In my junior year, as part of the CS requirements, I took an introductory theoretical computer science class with Juris Hartmanis. I had found my calling and the rest, as they say, is history.

Monday, December 05, 2005

The Day After

Many of you submitted papers to the Complexity conference by yesterday's deadline, now you should let the world see them. Submit your papers to an archive center like CoRR and/or ECCC. It's never too late to submit your STOC submissions as well.

Talking about the ECCC, Xi Chen and Xiaotie Deng have posted a new paper that apparently shows that 2-player Nash Equilibrium has the same complexity as finding fixed points (PPAD-complete), extending the 4-player result I mentioned in October. A bit surprising, most of us thought that 2-player Nash would be easier to solve.

Friday, December 02, 2005

Complexity in the Mid-80's

Luca asked about the topics in the complexity courses I took in 1985 and 1986. I dug up my old course notes and wrote down what was covered. Some more in the intersection than I remembered.

Cornell University CS 682–Theory of Computation
Spring 1985
Juris Hartmanis

Recursion Theorem, Rice's Theorem, Myhill's theorem that all r.e.-complete sets are recursively isomorphic, Kolmogorov complexity, Relativization, arithmetic hierarchy leading to the polynomial-time hierarchy, Ladner's theorem, oracles for P=NP and P≠NP and some other hypotheses, Blum Speed-Up Theorem, Cook's theorem, isomorphism conjecture for NP-complete sets, Mahaney's theorem (Sparse NP-complete sets imply P=NP), Blum's axioms, probabilistic classes, random oracle hypothesis, E=NE iff no sparse sets in NP-P, Karp-Lipton, Union Theorem, Elementary and Primitive recursive functions.

Much of this course revolved around the isomorphism conjecture that Hartmanis felt at the time could lead to a proof that P ≠ NP.

On 2/18/85 Hartmanis stated that whether there is an oracle where PH is infinite is an open question and on 3/13/85 Hartmanis announced that Yao found such an oracle but no mention of how Yao's proof worked, i.e., no circuit complexity.

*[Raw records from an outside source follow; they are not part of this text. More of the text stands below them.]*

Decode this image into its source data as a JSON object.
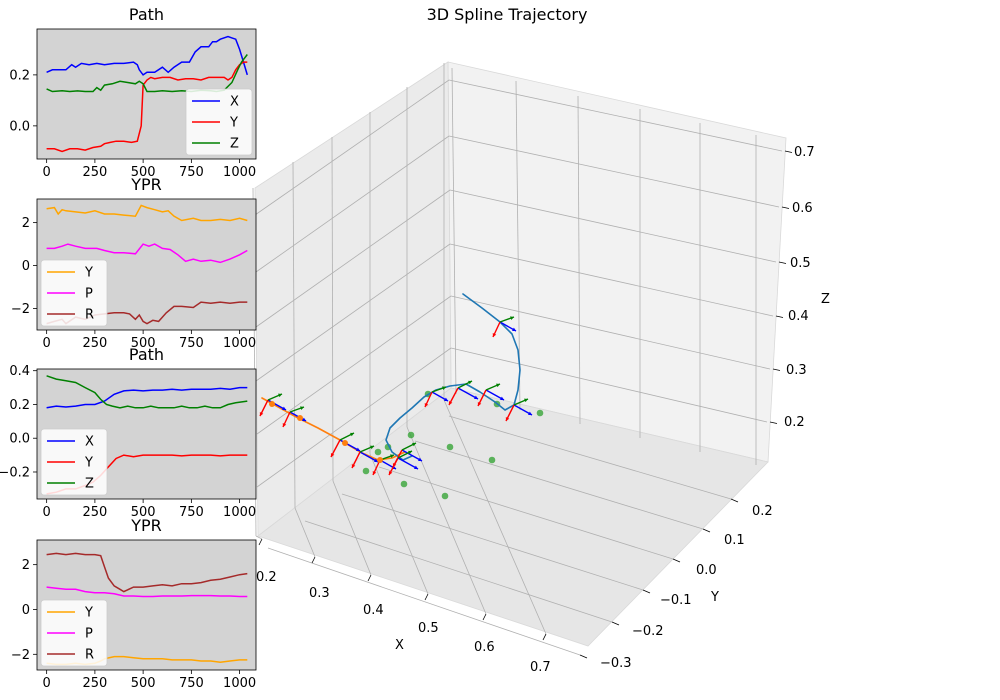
{
  "chart_data": [
    {
      "type": "line",
      "title": "Path",
      "xlim": [
        -50,
        1085
      ],
      "ylim": [
        -0.13,
        0.38
      ],
      "xticks": [
        0,
        250,
        500,
        750,
        1000
      ],
      "yticks": [
        0.0,
        0.2
      ],
      "xtick_labels": [
        "0",
        "250",
        "500",
        "750",
        "1000"
      ],
      "ytick_labels": [
        "0.0",
        "0.2"
      ],
      "legend_placement": "lower-right",
      "background": "#d3d3d3",
      "series": [
        {
          "name": "X",
          "color": "#0000ff",
          "x": [
            0,
            30,
            60,
            100,
            130,
            150,
            180,
            220,
            260,
            300,
            350,
            400,
            450,
            470,
            480,
            500,
            520,
            560,
            600,
            630,
            660,
            700,
            740,
            770,
            800,
            840,
            860,
            880,
            900,
            940,
            960,
            980,
            1000,
            1020,
            1040
          ],
          "y": [
            0.21,
            0.22,
            0.22,
            0.22,
            0.24,
            0.23,
            0.245,
            0.24,
            0.245,
            0.24,
            0.245,
            0.245,
            0.25,
            0.24,
            0.22,
            0.2,
            0.21,
            0.21,
            0.23,
            0.21,
            0.23,
            0.25,
            0.25,
            0.29,
            0.31,
            0.31,
            0.33,
            0.33,
            0.34,
            0.35,
            0.345,
            0.34,
            0.3,
            0.25,
            0.2
          ]
        },
        {
          "name": "Y",
          "color": "#ff0000",
          "x": [
            0,
            40,
            80,
            120,
            160,
            200,
            240,
            280,
            300,
            330,
            360,
            400,
            440,
            470,
            490,
            500,
            520,
            540,
            560,
            600,
            640,
            680,
            720,
            760,
            800,
            840,
            880,
            920,
            940,
            960,
            980,
            1000,
            1020,
            1040
          ],
          "y": [
            -0.09,
            -0.09,
            -0.1,
            -0.09,
            -0.09,
            -0.095,
            -0.085,
            -0.08,
            -0.07,
            -0.065,
            -0.06,
            -0.06,
            -0.065,
            -0.06,
            0.0,
            0.16,
            0.18,
            0.19,
            0.185,
            0.19,
            0.19,
            0.18,
            0.185,
            0.185,
            0.18,
            0.19,
            0.19,
            0.19,
            0.18,
            0.19,
            0.22,
            0.24,
            0.25,
            0.25
          ]
        },
        {
          "name": "Z",
          "color": "#008000",
          "x": [
            0,
            30,
            80,
            120,
            160,
            200,
            240,
            260,
            280,
            300,
            340,
            380,
            420,
            460,
            480,
            500,
            520,
            560,
            600,
            650,
            700,
            750,
            800,
            850,
            880,
            920,
            960,
            990,
            1010,
            1040
          ],
          "y": [
            0.145,
            0.135,
            0.138,
            0.135,
            0.137,
            0.135,
            0.135,
            0.15,
            0.14,
            0.16,
            0.165,
            0.175,
            0.17,
            0.165,
            0.175,
            0.165,
            0.135,
            0.135,
            0.138,
            0.135,
            0.138,
            0.135,
            0.14,
            0.138,
            0.135,
            0.14,
            0.17,
            0.22,
            0.25,
            0.28
          ]
        }
      ]
    },
    {
      "type": "line",
      "title": "YPR",
      "xlim": [
        -50,
        1085
      ],
      "ylim": [
        -3.0,
        3.1
      ],
      "xticks": [
        0,
        250,
        500,
        750,
        1000
      ],
      "yticks": [
        -2,
        0,
        2
      ],
      "xtick_labels": [
        "0",
        "250",
        "500",
        "750",
        "1000"
      ],
      "ytick_labels": [
        "−2",
        "0",
        "2"
      ],
      "legend_placement": "lower-left",
      "background": "#d3d3d3",
      "series": [
        {
          "name": "Y",
          "color": "#ffa500",
          "x": [
            0,
            40,
            60,
            80,
            100,
            150,
            200,
            250,
            300,
            350,
            400,
            460,
            490,
            520,
            560,
            600,
            630,
            660,
            700,
            760,
            800,
            850,
            900,
            950,
            1000,
            1040
          ],
          "y": [
            2.65,
            2.7,
            2.4,
            2.6,
            2.55,
            2.5,
            2.45,
            2.55,
            2.4,
            2.4,
            2.35,
            2.3,
            2.8,
            2.7,
            2.6,
            2.5,
            2.55,
            2.3,
            2.1,
            2.2,
            2.1,
            2.1,
            2.15,
            2.1,
            2.2,
            2.1
          ]
        },
        {
          "name": "P",
          "color": "#ff00ff",
          "x": [
            0,
            40,
            80,
            110,
            150,
            200,
            260,
            300,
            350,
            400,
            460,
            500,
            530,
            560,
            600,
            640,
            680,
            720,
            760,
            800,
            850,
            900,
            950,
            1000,
            1040
          ],
          "y": [
            0.8,
            0.8,
            0.9,
            1.0,
            0.9,
            0.8,
            0.8,
            0.7,
            0.6,
            0.6,
            0.55,
            1.0,
            0.9,
            1.0,
            0.8,
            0.75,
            0.5,
            0.2,
            0.3,
            0.2,
            0.25,
            0.15,
            0.3,
            0.5,
            0.7
          ]
        },
        {
          "name": "R",
          "color": "#a52a2a",
          "x": [
            0,
            40,
            80,
            100,
            150,
            200,
            250,
            300,
            350,
            400,
            430,
            460,
            480,
            500,
            520,
            550,
            580,
            620,
            660,
            700,
            760,
            800,
            850,
            900,
            950,
            1000,
            1040
          ],
          "y": [
            -2.7,
            -2.6,
            -2.5,
            -2.7,
            -2.4,
            -2.5,
            -2.3,
            -2.25,
            -2.2,
            -2.2,
            -2.25,
            -2.5,
            -2.3,
            -2.6,
            -2.7,
            -2.55,
            -2.6,
            -2.2,
            -1.9,
            -1.9,
            -1.95,
            -1.7,
            -1.75,
            -1.7,
            -1.75,
            -1.7,
            -1.7
          ]
        }
      ]
    },
    {
      "type": "line",
      "title": "Path",
      "xlim": [
        -50,
        1085
      ],
      "ylim": [
        -0.36,
        0.41
      ],
      "xticks": [
        0,
        250,
        500,
        750,
        1000
      ],
      "yticks": [
        -0.2,
        0.0,
        0.2,
        0.4
      ],
      "xtick_labels": [
        "0",
        "250",
        "500",
        "750",
        "1000"
      ],
      "ytick_labels": [
        "−0.2",
        "0.0",
        "0.2",
        "0.4"
      ],
      "legend_placement": "lower-left",
      "background": "#d3d3d3",
      "series": [
        {
          "name": "X",
          "color": "#0000ff",
          "x": [
            0,
            50,
            100,
            150,
            200,
            250,
            300,
            350,
            400,
            450,
            500,
            550,
            600,
            650,
            700,
            750,
            800,
            850,
            900,
            950,
            1000,
            1040
          ],
          "y": [
            0.18,
            0.19,
            0.185,
            0.19,
            0.2,
            0.2,
            0.22,
            0.26,
            0.28,
            0.285,
            0.28,
            0.285,
            0.285,
            0.29,
            0.285,
            0.29,
            0.29,
            0.29,
            0.295,
            0.29,
            0.3,
            0.3
          ]
        },
        {
          "name": "Y",
          "color": "#ff0000",
          "x": [
            0,
            50,
            100,
            150,
            200,
            240,
            280,
            320,
            360,
            400,
            450,
            500,
            550,
            600,
            650,
            700,
            750,
            800,
            850,
            900,
            950,
            1000,
            1040
          ],
          "y": [
            -0.33,
            -0.32,
            -0.3,
            -0.3,
            -0.28,
            -0.26,
            -0.22,
            -0.17,
            -0.12,
            -0.1,
            -0.11,
            -0.1,
            -0.1,
            -0.1,
            -0.1,
            -0.105,
            -0.1,
            -0.1,
            -0.1,
            -0.105,
            -0.1,
            -0.1,
            -0.1
          ]
        },
        {
          "name": "Z",
          "color": "#008000",
          "x": [
            0,
            50,
            100,
            150,
            200,
            250,
            280,
            310,
            340,
            380,
            420,
            460,
            500,
            540,
            580,
            620,
            660,
            700,
            740,
            780,
            820,
            860,
            900,
            940,
            980,
            1040
          ],
          "y": [
            0.37,
            0.35,
            0.34,
            0.33,
            0.3,
            0.27,
            0.23,
            0.2,
            0.19,
            0.18,
            0.19,
            0.18,
            0.18,
            0.19,
            0.18,
            0.18,
            0.18,
            0.19,
            0.18,
            0.18,
            0.19,
            0.18,
            0.18,
            0.2,
            0.21,
            0.22
          ]
        }
      ]
    },
    {
      "type": "line",
      "title": "YPR",
      "xlim": [
        -50,
        1085
      ],
      "ylim": [
        -2.7,
        3.1
      ],
      "xticks": [
        0,
        250,
        500,
        750,
        1000
      ],
      "yticks": [
        -2,
        0,
        2
      ],
      "xtick_labels": [
        "0",
        "250",
        "500",
        "750",
        "1000"
      ],
      "ytick_labels": [
        "−2",
        "0",
        "2"
      ],
      "legend_placement": "lower-left",
      "background": "#d3d3d3",
      "series": [
        {
          "name": "Y",
          "color": "#ffa500",
          "x": [
            0,
            50,
            100,
            150,
            200,
            250,
            280,
            300,
            350,
            400,
            450,
            500,
            550,
            600,
            650,
            700,
            750,
            800,
            850,
            900,
            950,
            1000,
            1040
          ],
          "y": [
            -2.4,
            -2.45,
            -2.45,
            -2.4,
            -2.45,
            -2.4,
            -2.3,
            -2.2,
            -2.1,
            -2.1,
            -2.15,
            -2.2,
            -2.2,
            -2.2,
            -2.25,
            -2.25,
            -2.25,
            -2.3,
            -2.3,
            -2.35,
            -2.3,
            -2.25,
            -2.25
          ]
        },
        {
          "name": "P",
          "color": "#ff00ff",
          "x": [
            0,
            50,
            100,
            150,
            200,
            250,
            300,
            350,
            400,
            450,
            500,
            550,
            600,
            650,
            700,
            750,
            800,
            850,
            900,
            950,
            1000,
            1040
          ],
          "y": [
            1.0,
            0.95,
            0.9,
            0.9,
            0.8,
            0.75,
            0.75,
            0.7,
            0.6,
            0.6,
            0.58,
            0.58,
            0.6,
            0.6,
            0.6,
            0.62,
            0.62,
            0.62,
            0.6,
            0.6,
            0.58,
            0.58
          ]
        },
        {
          "name": "R",
          "color": "#a52a2a",
          "x": [
            0,
            50,
            100,
            150,
            200,
            250,
            280,
            300,
            320,
            350,
            380,
            400,
            450,
            500,
            550,
            600,
            650,
            700,
            750,
            800,
            850,
            900,
            950,
            1000,
            1040
          ],
          "y": [
            2.45,
            2.5,
            2.45,
            2.5,
            2.45,
            2.45,
            2.4,
            1.9,
            1.4,
            1.05,
            0.9,
            0.8,
            1.0,
            1.0,
            1.05,
            1.1,
            1.05,
            1.15,
            1.15,
            1.2,
            1.3,
            1.35,
            1.45,
            1.55,
            1.6
          ]
        }
      ]
    },
    {
      "type": "scatter",
      "title": "3D Spline Trajectory",
      "xlabel": "X",
      "ylabel": "Y",
      "zlabel": "Z",
      "xticks": [
        "0.2",
        "0.3",
        "0.4",
        "0.5",
        "0.6",
        "0.7"
      ],
      "yticks": [
        "−0.3",
        "−0.2",
        "−0.1",
        "0.0",
        "0.1",
        "0.2"
      ],
      "zticks": [
        "0.2",
        "0.3",
        "0.4",
        "0.5",
        "0.6",
        "0.7"
      ],
      "grid": true,
      "colors": {
        "spline": "#1f77b4",
        "path": "#ff7f0e",
        "points": "#2ca02c",
        "x_axis": "#0000ff",
        "y_axis": "#ff0000",
        "z_axis": "#008000"
      }
    }
  ]
}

UC Berkeley CS 278–Machine-Based Complexity
Spring 1986
Michael Sipser

Turing machines, Cook's Theorem, Savitch's theorem, Path is NL-complete, alternation and PSPACE-completeness, Circuit valuation is P-complete and P/poly, Oracles and Random Oracles, Probabilistic classes, Undirected path in RL (now known to be in L), Graph Isomorphism in co-AM, Kolmogorov complexity, using Kolmogorov complexity to show BPP in the hierarchy, Karp-Lipton, Mahaney's theorem, Parallel Computation (NC and AC), CFL in NC2, Parity not in AC0 (Furst-Saxe-Sipser, 4 lectures with mention of Yao and Hastad's improvements), Connections to oracles and bounds on depth-k circuits, Razborov's proof that CLIQUE does not have poly-size monotone circuits (6 lectures), Barrington's Theorem (bounded-width branching programs=NC1).

Sipser ended the course talking about his approach to showing NP ≠ co-NP by trying to find a finite analogue of a combinatorial proof that the analytic sets are not closed under complement.

Many of the theorems in Sipser's course were proven after the start of Hartmanis' course such as graph isomorphism in co-AM and Razborov's theorem.

Thursday, December 01, 2005

The First Saturday in December

This Saturday comes the annual William Lowell Putnam Mathematical Competition. The contest is open to undergraduates at American universities. Any number can compete but each university picks three members ahead of time to serve as the team for that school.

As a freshman I did well on practice exams and made the 1981 Cornell University Putnam team. I rewarded their confidence by scoring the median score that year, a zero. Needless to say they didn't put me on the team again and I didn't even bother taking the exam my senior year.

Some members of our community have done very well on national and international math competitions. Some have done not so well but have turned into strong scientists nevertheless. Other people who have excelled at these competitions have not had success as mathematical researchers.

What conclusion can we draw? It takes more than mathematical problem solving to make a good mathematician.